I’ve been hobbling around the office for a few days now, so they have referred me to Occupational Health which means I can see a physiotherapist for free (thanks GOD!) but that’s not till Monday. Patience is sooooooo not one of my strong points and I am not a good patient EVER! Rationally I know that one week off training won’t make a huge difference, and that by next week I will know more and be having treatment and that sports injury physios can help devise me a training programme whilst I’m injured but I am stressed that my muscle tone will go and the weight will pile on. This makes me click into that long-forgotten and dealt with almost default setting of ‘RESTRICT!’ – thinking in terms of calories permanently (and boring the arse off everyone talking about it all the time), doing crazed calculations of calories in and calories expended and panicking anytime anyone mentions food. The twice daily weighing. The scrutinising of my body in the mirror. This is so not healthy behaviour, and I worked damn hard over the years to change this behaviour and thought patterns. I am morbidly fascinated by how QUICKLY it has come back into being. I guess you’re never too ‘safe’. All that bloody work I’ve done on my mind and body, focusing on strength and being capable rather than repeating the mantra - surely it’s not for nothing. Surely I am more knowledgeable now?
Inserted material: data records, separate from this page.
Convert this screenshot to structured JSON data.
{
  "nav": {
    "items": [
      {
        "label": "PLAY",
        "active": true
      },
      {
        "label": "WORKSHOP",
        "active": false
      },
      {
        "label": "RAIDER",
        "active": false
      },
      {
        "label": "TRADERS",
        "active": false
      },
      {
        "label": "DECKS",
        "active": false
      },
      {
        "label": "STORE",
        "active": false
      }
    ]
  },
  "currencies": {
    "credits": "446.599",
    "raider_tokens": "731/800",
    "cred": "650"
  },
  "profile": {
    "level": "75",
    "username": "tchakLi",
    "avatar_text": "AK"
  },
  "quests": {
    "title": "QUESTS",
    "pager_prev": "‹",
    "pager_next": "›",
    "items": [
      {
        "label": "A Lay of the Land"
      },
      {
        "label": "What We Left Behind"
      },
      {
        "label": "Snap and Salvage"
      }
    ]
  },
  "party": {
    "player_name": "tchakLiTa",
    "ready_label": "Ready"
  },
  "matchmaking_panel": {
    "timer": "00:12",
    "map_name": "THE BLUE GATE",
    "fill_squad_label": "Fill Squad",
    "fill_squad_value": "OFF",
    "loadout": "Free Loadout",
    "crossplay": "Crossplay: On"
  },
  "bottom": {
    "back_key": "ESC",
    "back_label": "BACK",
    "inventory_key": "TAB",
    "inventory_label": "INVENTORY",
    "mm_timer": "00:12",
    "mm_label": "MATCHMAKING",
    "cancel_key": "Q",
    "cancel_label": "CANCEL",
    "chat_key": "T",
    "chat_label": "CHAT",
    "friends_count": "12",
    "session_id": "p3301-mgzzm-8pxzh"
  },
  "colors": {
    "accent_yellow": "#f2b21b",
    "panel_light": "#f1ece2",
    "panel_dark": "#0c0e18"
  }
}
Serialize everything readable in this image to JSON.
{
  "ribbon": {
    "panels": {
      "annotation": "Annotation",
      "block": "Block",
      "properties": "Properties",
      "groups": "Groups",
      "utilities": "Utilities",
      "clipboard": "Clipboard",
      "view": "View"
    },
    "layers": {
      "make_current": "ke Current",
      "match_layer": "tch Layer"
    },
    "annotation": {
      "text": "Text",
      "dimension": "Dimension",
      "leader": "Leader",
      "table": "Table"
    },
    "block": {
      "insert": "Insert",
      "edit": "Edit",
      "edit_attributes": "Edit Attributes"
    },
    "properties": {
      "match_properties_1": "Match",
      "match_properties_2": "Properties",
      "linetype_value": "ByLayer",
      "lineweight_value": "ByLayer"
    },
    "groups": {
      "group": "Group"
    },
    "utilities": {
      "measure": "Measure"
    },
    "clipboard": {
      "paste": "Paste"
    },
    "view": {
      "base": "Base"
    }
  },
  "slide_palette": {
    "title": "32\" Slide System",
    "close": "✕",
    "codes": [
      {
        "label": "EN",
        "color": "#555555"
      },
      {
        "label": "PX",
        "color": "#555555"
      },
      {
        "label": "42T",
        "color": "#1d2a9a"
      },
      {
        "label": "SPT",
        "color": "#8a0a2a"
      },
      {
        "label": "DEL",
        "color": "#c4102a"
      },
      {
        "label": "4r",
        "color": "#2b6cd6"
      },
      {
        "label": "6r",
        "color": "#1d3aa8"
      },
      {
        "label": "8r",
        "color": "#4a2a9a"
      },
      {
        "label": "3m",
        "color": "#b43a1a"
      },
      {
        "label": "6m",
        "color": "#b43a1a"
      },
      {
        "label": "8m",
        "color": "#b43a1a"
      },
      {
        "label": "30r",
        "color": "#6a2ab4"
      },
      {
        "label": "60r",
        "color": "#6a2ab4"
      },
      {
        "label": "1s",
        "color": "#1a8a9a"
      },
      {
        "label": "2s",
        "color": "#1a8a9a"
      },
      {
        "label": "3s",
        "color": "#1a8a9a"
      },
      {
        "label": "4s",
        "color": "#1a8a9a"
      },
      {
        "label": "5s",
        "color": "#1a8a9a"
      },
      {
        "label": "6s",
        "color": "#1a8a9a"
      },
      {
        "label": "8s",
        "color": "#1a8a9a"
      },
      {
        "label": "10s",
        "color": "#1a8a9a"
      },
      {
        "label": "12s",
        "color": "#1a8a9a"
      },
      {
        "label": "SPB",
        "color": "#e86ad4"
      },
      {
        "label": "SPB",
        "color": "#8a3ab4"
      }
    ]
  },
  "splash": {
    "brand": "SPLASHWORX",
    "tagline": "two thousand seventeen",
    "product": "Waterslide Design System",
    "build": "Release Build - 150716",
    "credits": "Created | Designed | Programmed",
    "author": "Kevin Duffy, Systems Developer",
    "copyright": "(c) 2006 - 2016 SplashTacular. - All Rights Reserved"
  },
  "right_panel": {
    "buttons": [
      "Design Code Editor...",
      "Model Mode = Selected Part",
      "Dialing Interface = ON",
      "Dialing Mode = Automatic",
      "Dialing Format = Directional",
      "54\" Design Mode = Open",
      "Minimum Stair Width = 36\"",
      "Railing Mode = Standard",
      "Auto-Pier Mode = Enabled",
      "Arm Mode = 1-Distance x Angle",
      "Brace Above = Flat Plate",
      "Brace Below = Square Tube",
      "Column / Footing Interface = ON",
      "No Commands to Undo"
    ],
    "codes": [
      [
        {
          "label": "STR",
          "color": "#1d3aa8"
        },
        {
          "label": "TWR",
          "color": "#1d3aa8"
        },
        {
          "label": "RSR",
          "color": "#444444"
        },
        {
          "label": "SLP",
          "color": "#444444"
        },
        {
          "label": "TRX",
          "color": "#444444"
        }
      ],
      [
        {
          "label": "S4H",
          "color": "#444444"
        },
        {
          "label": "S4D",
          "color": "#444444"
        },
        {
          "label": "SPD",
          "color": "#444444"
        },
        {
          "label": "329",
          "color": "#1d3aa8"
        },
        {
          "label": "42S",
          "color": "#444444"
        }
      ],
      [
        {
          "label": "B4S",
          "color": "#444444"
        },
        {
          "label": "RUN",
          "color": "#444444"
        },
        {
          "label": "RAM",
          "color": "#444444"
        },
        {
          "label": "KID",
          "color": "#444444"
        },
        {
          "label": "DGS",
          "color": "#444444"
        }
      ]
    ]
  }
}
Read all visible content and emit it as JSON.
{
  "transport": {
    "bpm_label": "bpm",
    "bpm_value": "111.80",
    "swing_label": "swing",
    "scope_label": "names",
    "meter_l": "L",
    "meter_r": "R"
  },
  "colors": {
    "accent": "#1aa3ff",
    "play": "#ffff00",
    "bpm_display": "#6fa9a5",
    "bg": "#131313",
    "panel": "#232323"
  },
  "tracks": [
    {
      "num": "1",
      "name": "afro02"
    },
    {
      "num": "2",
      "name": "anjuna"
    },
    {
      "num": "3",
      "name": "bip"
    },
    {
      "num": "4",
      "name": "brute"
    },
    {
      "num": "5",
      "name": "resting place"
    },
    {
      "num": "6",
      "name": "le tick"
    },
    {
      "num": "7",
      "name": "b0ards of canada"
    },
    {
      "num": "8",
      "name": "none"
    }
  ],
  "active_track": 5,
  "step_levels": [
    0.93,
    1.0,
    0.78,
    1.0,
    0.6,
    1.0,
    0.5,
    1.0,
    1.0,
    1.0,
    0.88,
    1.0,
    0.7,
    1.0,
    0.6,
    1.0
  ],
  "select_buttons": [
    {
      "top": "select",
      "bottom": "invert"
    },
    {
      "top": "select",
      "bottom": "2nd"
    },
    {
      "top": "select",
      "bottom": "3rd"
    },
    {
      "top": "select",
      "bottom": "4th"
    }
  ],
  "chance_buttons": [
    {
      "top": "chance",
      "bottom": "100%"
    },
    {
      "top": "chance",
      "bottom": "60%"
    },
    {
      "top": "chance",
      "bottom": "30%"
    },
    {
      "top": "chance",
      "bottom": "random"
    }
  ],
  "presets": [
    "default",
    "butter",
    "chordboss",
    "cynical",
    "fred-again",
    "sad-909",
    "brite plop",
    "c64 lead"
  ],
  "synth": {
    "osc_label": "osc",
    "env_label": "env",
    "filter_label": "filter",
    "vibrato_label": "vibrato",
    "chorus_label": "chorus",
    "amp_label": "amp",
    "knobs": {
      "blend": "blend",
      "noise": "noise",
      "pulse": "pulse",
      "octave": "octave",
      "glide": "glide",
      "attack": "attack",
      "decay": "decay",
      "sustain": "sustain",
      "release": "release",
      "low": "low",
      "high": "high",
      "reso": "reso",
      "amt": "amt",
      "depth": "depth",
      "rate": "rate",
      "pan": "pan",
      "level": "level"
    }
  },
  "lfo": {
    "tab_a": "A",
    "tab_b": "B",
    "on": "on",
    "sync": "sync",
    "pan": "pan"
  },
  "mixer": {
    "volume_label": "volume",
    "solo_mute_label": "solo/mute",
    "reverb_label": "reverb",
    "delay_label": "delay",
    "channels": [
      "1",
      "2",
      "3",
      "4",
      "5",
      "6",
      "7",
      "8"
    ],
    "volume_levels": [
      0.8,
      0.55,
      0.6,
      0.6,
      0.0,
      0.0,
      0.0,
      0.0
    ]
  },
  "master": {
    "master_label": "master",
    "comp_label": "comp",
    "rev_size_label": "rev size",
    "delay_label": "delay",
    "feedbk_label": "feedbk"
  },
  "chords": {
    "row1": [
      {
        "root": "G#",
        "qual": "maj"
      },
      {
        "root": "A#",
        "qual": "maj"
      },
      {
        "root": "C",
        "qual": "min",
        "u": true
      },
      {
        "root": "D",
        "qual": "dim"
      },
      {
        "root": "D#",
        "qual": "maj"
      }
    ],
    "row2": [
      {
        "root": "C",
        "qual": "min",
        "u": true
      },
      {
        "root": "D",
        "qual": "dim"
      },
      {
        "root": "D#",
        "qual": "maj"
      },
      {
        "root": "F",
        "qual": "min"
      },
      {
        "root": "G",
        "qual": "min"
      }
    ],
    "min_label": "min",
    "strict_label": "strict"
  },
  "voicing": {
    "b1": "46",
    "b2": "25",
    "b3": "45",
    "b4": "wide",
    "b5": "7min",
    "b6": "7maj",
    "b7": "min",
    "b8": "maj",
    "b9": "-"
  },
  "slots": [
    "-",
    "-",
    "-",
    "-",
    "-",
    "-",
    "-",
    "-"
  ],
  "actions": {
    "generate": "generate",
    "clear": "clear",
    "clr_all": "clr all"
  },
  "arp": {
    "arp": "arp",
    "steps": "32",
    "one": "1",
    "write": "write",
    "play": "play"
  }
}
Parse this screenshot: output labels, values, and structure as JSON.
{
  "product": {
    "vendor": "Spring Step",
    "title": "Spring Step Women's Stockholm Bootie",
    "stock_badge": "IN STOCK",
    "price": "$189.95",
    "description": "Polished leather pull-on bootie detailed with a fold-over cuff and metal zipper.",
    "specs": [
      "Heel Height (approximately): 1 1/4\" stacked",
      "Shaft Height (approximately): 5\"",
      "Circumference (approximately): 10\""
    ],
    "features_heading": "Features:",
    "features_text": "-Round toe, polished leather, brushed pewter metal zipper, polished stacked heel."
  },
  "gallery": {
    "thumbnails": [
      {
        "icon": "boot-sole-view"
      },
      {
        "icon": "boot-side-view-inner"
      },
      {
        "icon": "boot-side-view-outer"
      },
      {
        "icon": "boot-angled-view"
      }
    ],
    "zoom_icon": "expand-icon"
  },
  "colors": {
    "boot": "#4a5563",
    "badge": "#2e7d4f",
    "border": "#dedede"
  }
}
I just feel so sad. I was on such a roll and goal was in sight. I feel a bit……lost. Like nobody understands. Bloggies??! Help!
So there you go. Sorry for the verbal diarrhoea and insight into the neuroses of my head. I’m ok, really. Just need to get this in perspective. Both hip and knee feel improved today but still limping. Definitely going to go ahead with physio as soon as I can, if only so I can get back to some level of training as soon as possible. I absolutely cannot wait until after Christmas before I can start working out again – this time of year is my all time favourite and I need to balance it with some form of exercise. Apparently I need to balance my exercise too….maybe once I’m healed I need to actually listen to my trainer and not over train. Will I learn my lesson? God, I hope so.